Das aktuell unter Googles Federführung ausgebaute Android Linux System für Mobiltelefone und Mobilgeräte wird auf immer neuen Endgeräten zu erwarten sein. Apples Mac OS, was neben deren PCs und Notebooks auch iPhone, iPad und iPod antreibt, hat Apple auf Basis des NetBSD Systemkernes entwickelt (denn BSDs erlauben explizit auch die kommerzielle Verwertung von Open Source Code).

Der Desktop - die "Königsdisziplin"?

Das in der Breite ehemals bekannteste Betriebssystem Microsoft Windows wurde und wird stetig immer weiter in Nischen gedrängt - z.B. hat Microsoft mit seinem OS gerade mal noch auf dem Desktop-PC die Nase vorn.

Aber auch dort "wackelt" der Thron inzwischen merklich.
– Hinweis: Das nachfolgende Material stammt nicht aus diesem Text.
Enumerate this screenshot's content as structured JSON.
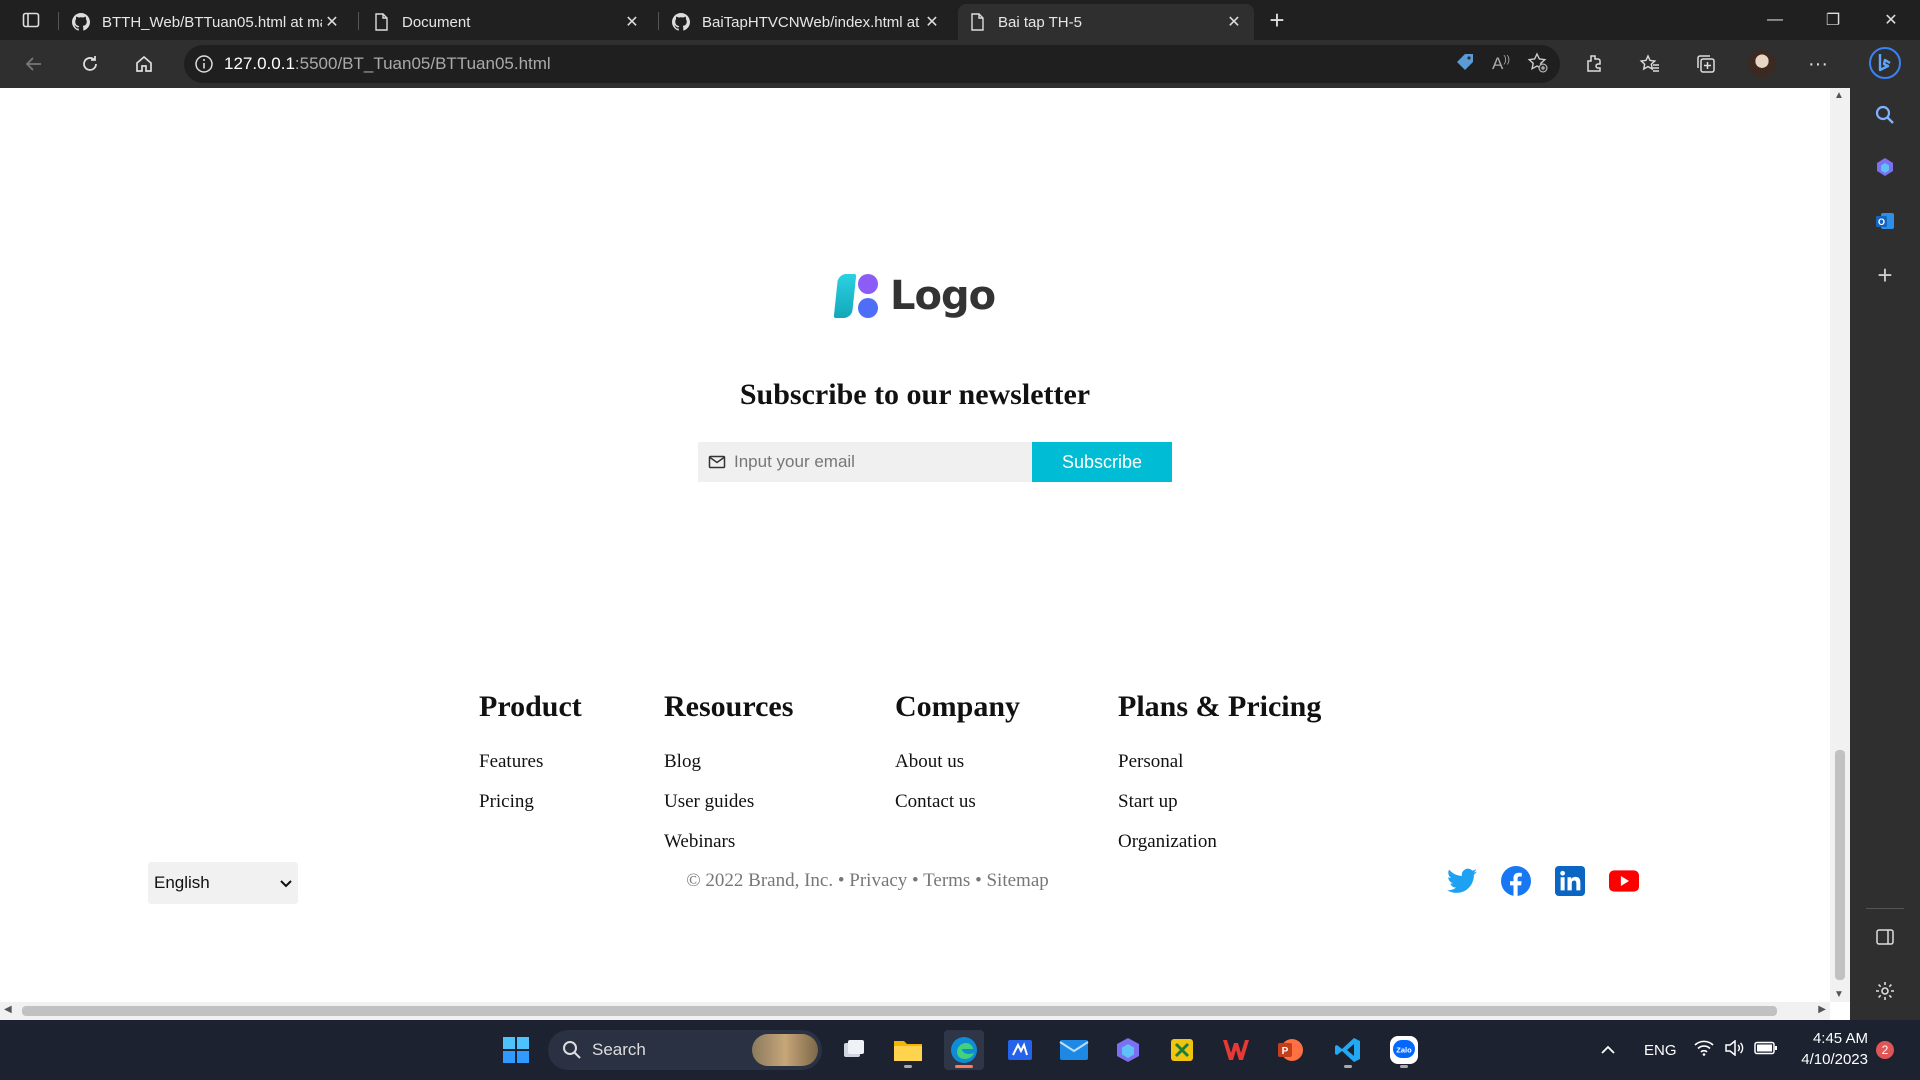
{
  "browser": {
    "tabs": [
      {
        "title": "BTTH_Web/BTTuan05.html at ma",
        "icon": "github-icon",
        "active": false
      },
      {
        "title": "Document",
        "icon": "page-icon",
        "active": false
      },
      {
        "title": "BaiTapHTVCNWeb/index.html at",
        "icon": "github-icon",
        "active": false
      },
      {
        "title": "Bai tap TH-5",
        "icon": "page-icon",
        "active": true
      }
    ],
    "url_host": "127.0.0.1",
    "url_path": ":5500/BT_Tuan05/BTTuan05.html"
  },
  "page": {
    "logo_text": "Logo",
    "newsletter_title": "Subscribe to our newsletter",
    "email_placeholder": "Input your email",
    "subscribe_label": "Subscribe",
    "columns": [
      {
        "heading": "Product",
        "links": [
          "Features",
          "Pricing"
        ]
      },
      {
        "heading": "Resources",
        "links": [
          "Blog",
          "User guides",
          "Webinars"
        ]
      },
      {
        "heading": "Company",
        "links": [
          "About us",
          "Contact us"
        ]
      },
      {
        "heading": "Plans & Pricing",
        "links": [
          "Personal",
          "Start up",
          "Organization"
        ]
      }
    ],
    "language": "English",
    "copyright": "© 2022 Brand, Inc. • Privacy • Terms • Sitemap",
    "socials": [
      "twitter-icon",
      "facebook-icon",
      "linkedin-icon",
      "youtube-icon"
    ],
    "accent_color": "#00bcd4"
  },
  "taskbar": {
    "search_label": "Search",
    "language": "ENG",
    "time": "4:45 AM",
    "date": "4/10/2023",
    "notifications": "2"
  }
}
Galt z.B. Apples Rechentechnik vor wenigen Jahren noch eher als "Nischenprodukt" für Grafik- und Videoaffine Berufler aus Medien- und Werbeindustrie sowie finanziell besser gestellten Privatanwendern, wechseln inzwischen immer mehr Anwender (vor allem im Notebookbereich) zu Apples Produkten mit dem Unixoiden Betriebssystem, welches Apple ab Version 10 aus Basis von NetBSD (einem ebenfalls unter Open Source Lizenz verteiltem Unix-Klon und somit quasi "Schwester" von Linux) neu entwickelte.

Geschwister "POSIX"

Mit stetig neuen Geräten wie Gerätetypen sind inzwischen immer mehr Betriebssystemlösungen auf Open Source Basis in Umlauf, die zwar auf verschiedenen offenen Betriebssystemen (Linux, NetBSD, FreeBSD, openBSD u.a.) basieren, aber mit der selben Software umgehen können.

Verantwortlich hierfür ist eine wichtige "genetische" Gemeinsamkeit aller Geschwister - der POSIX Standard.

Ein großer Vorteil, der sie eint ist der POSIX Standard, der es ermöglicht, das die selbe für das eine entwickelte Anwendungsprogramm auch ohne oder mit nur geringem Aufwand auf allen anderen "Verwandten" laufen kann.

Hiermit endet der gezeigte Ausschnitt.